Томас произнес эти слова с улыбкой и сел на кровать, прислонившись к спинке и глядя на сестру. Но ни его слова, ни улыбка ее не обманули. Причина его визита была другой. А поскольку он сразу не сказал, почему пришел, значит, предмет разговора был деликатный или неприятный. Одним словом, ей совсем не хотелось сейчас этим заниматься.
Что касается его последней фразы, то Джорджина уже решила: она заявит, что он прощен, еще до того, как станет известно о ее беременности, чтобы Томас не чувствовал своей вины и ответственности за произошедшее. Он не виноват. Она могла бы не позволить Джеймсу Мэлори заниматься с ней любовью, но она не стала этого делать. Ее совесть подтверждает это.
Поскольку Томас пришел к ней, то этот вопрос можно решить прямо сейчас.
— Прости, Томас, если я дала тебе повод думать, будто сердита на тебя. Это вовсе не так.
— Не только у меня одного сложилось такое впечатление. Дрю уверяет меня…
— Дрю слишком уж меня защищает, — перебила его Джорджина. — Честно говоря, на него не похоже так вникать в дела других. Не могу понять, почему он…
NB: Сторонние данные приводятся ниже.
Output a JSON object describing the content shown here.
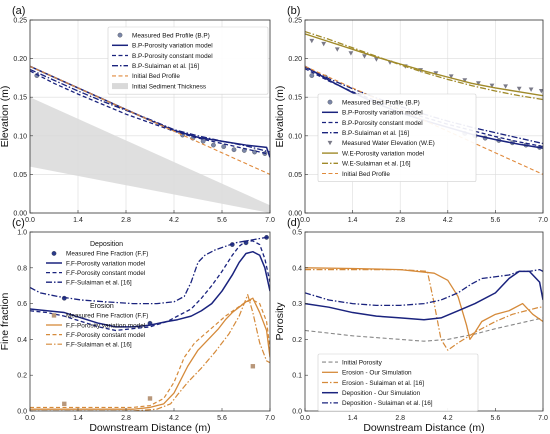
{
  "chart_data": [
    {
      "panel": "(a)",
      "type": "line",
      "ylabel": "Elevation (m)",
      "xlim": [
        0,
        7.0
      ],
      "ylim": [
        0,
        0.25
      ],
      "xticks": [
        0.0,
        1.4,
        2.8,
        4.2,
        5.6,
        7.0
      ],
      "yticks": [
        0.0,
        0.05,
        0.1,
        0.15,
        0.2,
        0.25
      ],
      "grid": true,
      "legend_position": "top-right",
      "legend_groups": [
        {
          "title": "",
          "items": [
            0,
            1,
            2,
            3,
            4,
            5
          ]
        }
      ],
      "series": [
        {
          "name": "Measured Bed Profile (B.P)",
          "style": "marker-circle",
          "color": "#7a86a8",
          "x": [
            0.2,
            4.45,
            4.75,
            5.05,
            5.35,
            5.65,
            5.95,
            6.25,
            6.55,
            6.85
          ],
          "y": [
            0.178,
            0.101,
            0.097,
            0.093,
            0.088,
            0.086,
            0.082,
            0.081,
            0.079,
            0.077
          ]
        },
        {
          "name": "B.P-Porosity variation model",
          "style": "solid",
          "color": "#1a237e",
          "width": 1.5,
          "x": [
            0,
            0.7,
            1.4,
            2.1,
            2.8,
            3.5,
            4.2,
            4.9,
            5.6,
            6.3,
            6.9,
            7.0
          ],
          "y": [
            0.19,
            0.176,
            0.162,
            0.148,
            0.134,
            0.12,
            0.107,
            0.098,
            0.093,
            0.088,
            0.085,
            0.072
          ]
        },
        {
          "name": "B.P-Porosity constant model",
          "style": "dashed",
          "color": "#1a237e",
          "width": 1.3,
          "x": [
            0,
            0.7,
            1.4,
            2.1,
            2.8,
            3.5,
            4.2,
            4.9,
            5.6,
            6.3,
            7.0
          ],
          "y": [
            0.184,
            0.168,
            0.154,
            0.141,
            0.128,
            0.117,
            0.106,
            0.097,
            0.09,
            0.083,
            0.076
          ]
        },
        {
          "name": "B.P-Sulaiman et al. [16]",
          "style": "dashdot",
          "color": "#1a237e",
          "width": 1.3,
          "x": [
            0,
            0.7,
            1.4,
            2.1,
            2.8,
            3.5,
            4.2,
            4.9,
            5.6,
            6.3,
            7.0
          ],
          "y": [
            0.186,
            0.172,
            0.158,
            0.145,
            0.133,
            0.121,
            0.108,
            0.1,
            0.093,
            0.087,
            0.079
          ]
        },
        {
          "name": "Initial Bed Profile",
          "style": "dashed",
          "color": "#e08a3c",
          "width": 1.1,
          "x": [
            0,
            7.0
          ],
          "y": [
            0.19,
            0.05
          ]
        },
        {
          "name": "Initial Sediment Thickness",
          "style": "band",
          "color": "#d9d9d9",
          "x": [
            0,
            7.0
          ],
          "y_upper": [
            0.15,
            0.01
          ],
          "y_lower": [
            0.06,
            0.0
          ]
        }
      ]
    },
    {
      "panel": "(b)",
      "type": "line",
      "ylabel": "Elevation (m)",
      "xlim": [
        0,
        7.0
      ],
      "ylim": [
        0,
        0.25
      ],
      "xticks": [
        0.0,
        1.4,
        2.8,
        4.2,
        5.6,
        7.0
      ],
      "yticks": [
        0.0,
        0.05,
        0.1,
        0.15,
        0.2,
        0.25
      ],
      "grid": true,
      "legend_position": "bottom-left",
      "legend_groups": [
        {
          "title": "",
          "items": [
            0,
            1,
            2,
            3,
            4,
            5,
            6,
            7
          ]
        }
      ],
      "series": [
        {
          "name": "Measured Bed Profile (B.P)",
          "style": "marker-circle",
          "color": "#7a86a8",
          "x": [
            0.2,
            0.6,
            4.7,
            5.0,
            5.3,
            5.7,
            6.1,
            6.5,
            6.9
          ],
          "y": [
            0.178,
            0.176,
            0.103,
            0.1,
            0.097,
            0.094,
            0.091,
            0.088,
            0.085
          ]
        },
        {
          "name": "B.P-Porosity variation model",
          "style": "solid",
          "color": "#1a237e",
          "width": 1.5,
          "x": [
            0,
            0.7,
            1.4,
            2.1,
            2.8,
            3.5,
            4.2,
            4.9,
            5.6,
            6.3,
            7.0
          ],
          "y": [
            0.19,
            0.172,
            0.156,
            0.142,
            0.13,
            0.12,
            0.111,
            0.102,
            0.095,
            0.089,
            0.084
          ]
        },
        {
          "name": "B.P-Porosity constant model",
          "style": "dashed",
          "color": "#1a237e",
          "width": 1.3,
          "x": [
            0,
            0.7,
            1.4,
            2.1,
            2.8,
            3.5,
            4.2,
            4.9,
            5.6,
            6.3,
            7.0
          ],
          "y": [
            0.187,
            0.171,
            0.157,
            0.145,
            0.134,
            0.124,
            0.115,
            0.107,
            0.099,
            0.092,
            0.086
          ]
        },
        {
          "name": "B.P-Sulaiman et al. [16]",
          "style": "dashdot",
          "color": "#1a237e",
          "width": 1.3,
          "x": [
            0,
            0.7,
            1.4,
            2.1,
            2.8,
            3.5,
            4.2,
            4.9,
            5.6,
            6.3,
            7.0
          ],
          "y": [
            0.189,
            0.174,
            0.161,
            0.149,
            0.138,
            0.128,
            0.119,
            0.111,
            0.104,
            0.097,
            0.09
          ]
        },
        {
          "name": "Measured Water Elevation (W.E)",
          "style": "marker-triangle",
          "color": "#7a7a88",
          "x": [
            0.2,
            0.55,
            0.95,
            1.35,
            1.75,
            2.1,
            2.5,
            2.95,
            3.4,
            3.85,
            4.3,
            4.7,
            5.1,
            5.5,
            5.9,
            6.3,
            6.65,
            6.95
          ],
          "y": [
            0.223,
            0.219,
            0.212,
            0.207,
            0.203,
            0.199,
            0.195,
            0.19,
            0.185,
            0.181,
            0.177,
            0.172,
            0.168,
            0.165,
            0.164,
            0.161,
            0.16,
            0.158
          ]
        },
        {
          "name": "W.E-Porosity variation model",
          "style": "solid",
          "color": "#a08a2a",
          "width": 1.4,
          "x": [
            0,
            0.7,
            1.4,
            2.1,
            2.8,
            3.5,
            4.2,
            4.9,
            5.6,
            6.3,
            7.0
          ],
          "y": [
            0.232,
            0.222,
            0.212,
            0.202,
            0.193,
            0.184,
            0.176,
            0.168,
            0.162,
            0.157,
            0.152
          ]
        },
        {
          "name": "W.E-Sulaiman et al. [16]",
          "style": "dashdot",
          "color": "#a08a2a",
          "width": 1.3,
          "x": [
            0,
            0.7,
            1.4,
            2.1,
            2.8,
            3.5,
            4.2,
            4.9,
            5.6,
            6.3,
            7.0
          ],
          "y": [
            0.235,
            0.225,
            0.214,
            0.203,
            0.192,
            0.182,
            0.173,
            0.165,
            0.158,
            0.152,
            0.147
          ]
        },
        {
          "name": "Initial Bed Profile",
          "style": "dashed",
          "color": "#e08a3c",
          "width": 1.1,
          "x": [
            0,
            7.0
          ],
          "y": [
            0.19,
            0.05
          ]
        }
      ]
    },
    {
      "panel": "(c)",
      "type": "line",
      "xlabel": "Downstream Distance (m)",
      "ylabel": "Fine fraction",
      "xlim": [
        0,
        7.0
      ],
      "ylim": [
        0,
        1.0
      ],
      "xticks": [
        0.0,
        1.4,
        2.8,
        4.2,
        5.6,
        7.0
      ],
      "yticks": [
        0.0,
        0.2,
        0.4,
        0.6,
        0.8,
        1.0
      ],
      "grid": false,
      "legend_position": "left",
      "legend_groups": [
        {
          "title": "Deposition",
          "items": [
            0,
            1,
            2,
            3
          ]
        },
        {
          "title": "Erosion",
          "items": [
            4,
            5,
            6,
            7
          ]
        }
      ],
      "series": [
        {
          "name": "Measured Fine Fraction (F.F)",
          "style": "marker-circle",
          "color": "#2a3a8a",
          "x": [
            1.0,
            3.5,
            5.9,
            6.3,
            6.9
          ],
          "y": [
            0.63,
            0.49,
            0.93,
            0.94,
            0.97
          ]
        },
        {
          "name": "F.F-Porosity variation model",
          "style": "solid",
          "color": "#1a237e",
          "width": 1.5,
          "x": [
            0,
            0.5,
            1.0,
            1.5,
            2.0,
            2.5,
            3.0,
            3.5,
            4.0,
            4.3,
            4.7,
            5.0,
            5.3,
            5.6,
            5.9,
            6.1,
            6.3,
            6.5,
            6.7,
            6.85,
            7.0
          ],
          "y": [
            0.57,
            0.56,
            0.55,
            0.52,
            0.49,
            0.47,
            0.47,
            0.48,
            0.5,
            0.51,
            0.53,
            0.56,
            0.6,
            0.67,
            0.76,
            0.83,
            0.88,
            0.89,
            0.87,
            0.8,
            0.67
          ]
        },
        {
          "name": "F.F-Porosity constant model",
          "style": "dashed",
          "color": "#1a237e",
          "width": 1.3,
          "x": [
            0,
            0.5,
            1.0,
            1.5,
            2.0,
            2.5,
            3.0,
            3.5,
            4.0,
            4.3,
            4.7,
            5.0,
            5.3,
            5.6,
            5.9,
            6.1,
            6.3,
            6.5,
            6.7,
            6.85,
            7.0
          ],
          "y": [
            0.56,
            0.55,
            0.53,
            0.5,
            0.47,
            0.45,
            0.46,
            0.47,
            0.5,
            0.53,
            0.57,
            0.63,
            0.7,
            0.78,
            0.87,
            0.92,
            0.95,
            0.95,
            0.93,
            0.85,
            0.72
          ]
        },
        {
          "name": "F.F-Sulaiman et al. [16]",
          "style": "dashdot",
          "color": "#1a237e",
          "width": 1.3,
          "x": [
            0,
            0.3,
            0.8,
            1.5,
            2.2,
            3.0,
            3.7,
            4.2,
            4.5,
            4.7,
            4.9,
            5.1,
            5.4,
            5.7,
            6.0,
            6.3,
            6.6,
            6.9,
            7.0
          ],
          "y": [
            0.69,
            0.66,
            0.64,
            0.62,
            0.61,
            0.6,
            0.6,
            0.61,
            0.64,
            0.72,
            0.83,
            0.87,
            0.9,
            0.92,
            0.94,
            0.95,
            0.96,
            0.97,
            0.97
          ]
        },
        {
          "name": "Measured Fine Fraction (F.F)",
          "style": "marker-square",
          "color": "#b8977a",
          "x": [
            1.0,
            3.5,
            6.5
          ],
          "y": [
            0.04,
            0.07,
            0.25
          ]
        },
        {
          "name": "F.F-Porosity variation model",
          "style": "solid",
          "color": "#d58a3a",
          "width": 1.3,
          "x": [
            0,
            1.0,
            2.0,
            3.0,
            3.5,
            3.9,
            4.2,
            4.6,
            4.9,
            5.2,
            5.5,
            5.7,
            5.9,
            6.1,
            6.3,
            6.5,
            6.7,
            6.9,
            7.0
          ],
          "y": [
            0.01,
            0.01,
            0.01,
            0.01,
            0.02,
            0.04,
            0.1,
            0.25,
            0.34,
            0.4,
            0.46,
            0.51,
            0.55,
            0.58,
            0.61,
            0.63,
            0.55,
            0.45,
            0.3
          ]
        },
        {
          "name": "F.F-Porosity constant model",
          "style": "dashed",
          "color": "#d58a3a",
          "width": 1.2,
          "x": [
            0,
            1.0,
            2.0,
            3.0,
            3.5,
            3.9,
            4.2,
            4.5,
            4.8,
            5.1,
            5.4,
            5.7,
            6.0,
            6.3,
            6.5,
            6.7,
            6.9,
            7.0
          ],
          "y": [
            0.02,
            0.02,
            0.02,
            0.02,
            0.03,
            0.07,
            0.16,
            0.3,
            0.38,
            0.43,
            0.48,
            0.53,
            0.57,
            0.61,
            0.62,
            0.6,
            0.5,
            0.35
          ]
        },
        {
          "name": "F.F-Sulaiman et al. [16]",
          "style": "dashdot",
          "color": "#d58a3a",
          "width": 1.2,
          "x": [
            0,
            1.0,
            2.0,
            3.0,
            3.7,
            4.1,
            4.3,
            4.6,
            5.0,
            5.4,
            5.8,
            6.1,
            6.35,
            6.5,
            6.7,
            6.9,
            7.0
          ],
          "y": [
            0.0,
            0.0,
            0.0,
            0.0,
            0.01,
            0.04,
            0.09,
            0.16,
            0.24,
            0.33,
            0.43,
            0.53,
            0.65,
            0.55,
            0.38,
            0.28,
            0.27
          ]
        }
      ]
    },
    {
      "panel": "(d)",
      "type": "line",
      "xlabel": "Downstream Distance (m)",
      "ylabel": "Porosity",
      "xlim": [
        0,
        7.0
      ],
      "ylim": [
        0,
        0.5
      ],
      "xticks": [
        0.0,
        1.4,
        2.8,
        4.2,
        5.6,
        7.0
      ],
      "yticks": [
        0.0,
        0.1,
        0.2,
        0.3,
        0.4,
        0.5
      ],
      "grid": false,
      "legend_position": "bottom-left",
      "legend_groups": [
        {
          "title": "",
          "items": [
            0,
            1,
            2,
            3,
            4
          ]
        }
      ],
      "series": [
        {
          "name": "Initial Porosity",
          "style": "dashed",
          "color": "#888888",
          "width": 1.1,
          "x": [
            0,
            1.4,
            2.8,
            3.5,
            4.2,
            5.0,
            5.6,
            6.3,
            7.0
          ],
          "y": [
            0.225,
            0.21,
            0.2,
            0.195,
            0.2,
            0.215,
            0.23,
            0.245,
            0.26
          ]
        },
        {
          "name": "Erosion - Our Simulation",
          "style": "solid",
          "color": "#d58a3a",
          "width": 1.3,
          "x": [
            0,
            1.4,
            2.8,
            3.8,
            4.2,
            4.5,
            4.75,
            4.85,
            5.0,
            5.2,
            5.6,
            6.0,
            6.4,
            6.7,
            7.0
          ],
          "y": [
            0.4,
            0.398,
            0.395,
            0.385,
            0.365,
            0.32,
            0.24,
            0.2,
            0.22,
            0.25,
            0.27,
            0.28,
            0.3,
            0.27,
            0.25
          ]
        },
        {
          "name": "Erosion - Sulaiman et al. [16]",
          "style": "dashdot",
          "color": "#d58a3a",
          "width": 1.2,
          "x": [
            0,
            1.4,
            2.8,
            3.6,
            3.8,
            4.0,
            4.2,
            4.5,
            5.0,
            5.6,
            6.1,
            6.5,
            6.9,
            7.0
          ],
          "y": [
            0.395,
            0.395,
            0.395,
            0.39,
            0.3,
            0.2,
            0.17,
            0.19,
            0.22,
            0.25,
            0.27,
            0.28,
            0.29,
            0.29
          ]
        },
        {
          "name": "Deposition - Our Simulation",
          "style": "solid",
          "color": "#1a237e",
          "width": 1.5,
          "x": [
            0,
            0.7,
            1.4,
            2.1,
            2.8,
            3.5,
            4.0,
            4.5,
            5.0,
            5.6,
            6.0,
            6.3,
            6.6,
            6.9,
            7.0
          ],
          "y": [
            0.3,
            0.29,
            0.275,
            0.265,
            0.26,
            0.255,
            0.26,
            0.28,
            0.3,
            0.33,
            0.37,
            0.39,
            0.39,
            0.36,
            0.31
          ]
        },
        {
          "name": "Deposition - Sulaiman et al. [16]",
          "style": "dashdot",
          "color": "#1a237e",
          "width": 1.3,
          "x": [
            0,
            0.7,
            1.4,
            2.1,
            2.8,
            3.5,
            4.0,
            4.5,
            4.9,
            5.2,
            5.6,
            6.0,
            6.3,
            6.6,
            6.9,
            7.0
          ],
          "y": [
            0.33,
            0.31,
            0.3,
            0.295,
            0.295,
            0.3,
            0.31,
            0.33,
            0.355,
            0.37,
            0.375,
            0.38,
            0.39,
            0.39,
            0.395,
            0.39
          ]
        }
      ]
    }
  ]
}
— Не можешь понять? — мягко переспросил Томас. — Тебе ведь тоже несвойственна такая импульсивность… Вот и он реагирует на твое настроение. Как и Уоррен. Он нарочно провоцирует…
— Уоррен всегда провоцирует. Томас хмыкнул.
— Это верно, правда, обычно он действует потоньше. Скажу иначе. Он ищет скандала, и, думаю, ему безразлично, кто ему в этом поможет.
— Но почему?
— Один из способов дать выход накопившимся эмоциям.
Джорджина сделала гримасу, выражающую неодобрение.
— Лучше бы он нашел какой-нибудь другой выход. Например, снова влюбился бы. Его эмоции направились бы в другое русло. И тогда он, может быть, перестал бы…
— Я правильно тебя расслышал, Джорджина Андерсон?
Она вспыхнула, задетая его покровительственным тоном, на мгновение забыв, что разговаривает с братом.
— Господи, Томас, — пробормотала она. — Или ты считаешь, что я вообще не знаю жизни?
— Ты знаешь не больше того, что должна знать, а этого мало, чтобы рассуждать об этой стороне жизни.
Джорджина внутренне застонала, однако внешне не выказала раздражения.
— Ты, должно быть, шутишь? После всех тех разговоров, которые я слышала в доме? Согласна, что я не должна была их слушать, но если тема… ну о-очень интересная… — Она улыбнулась, а Томас оперся головой о стойку и прикрыл глаза, — Я достаточно ясно все сказала?
Один глаз Томаса приоткрылся.
— Ты очень изменилась, Джорджина. Клинтон говорит, что ты стала вести себя как-то очень по-хозяйски, а я бы сказал…
— Самоуправно. Наверное, это ты хочешь сказать?
— Скорее своенравно.
— Есть немного. — Она снова улыбнулась.
— И дерзко.
— Мне недавно сказали об этом.
— Так что же?
— Что ты имеешь в виду?
— Кто ответствен за то, что у нас теперь совсем другая сестра?
Она пожала плечами.
— Просто я пришла к выводу, что могу самостоятельно принимать решения и нести за них ответственность.
— Например, отправиться в Англию? — осторожно спросил Томас.
— Это один из примеров.
— Возможны и другие?
— Я не намерена выходить замуж, Томас, — сказала она настолько тихо, что Томас воспринял эти слова как обращение к Малкольму.
— Мы знаем об этом, дорогая, но…
— Никогда! Если бы в комнате прогремел гром и засверкала молния, то они не .произвели бы такого эффекта, как это единственное слово. Оно было произнесено таким тоном, что какое-то шестое чувство подсказало Томасу: это сказано не ради мелодраматического эффекта, это сказано всерьез.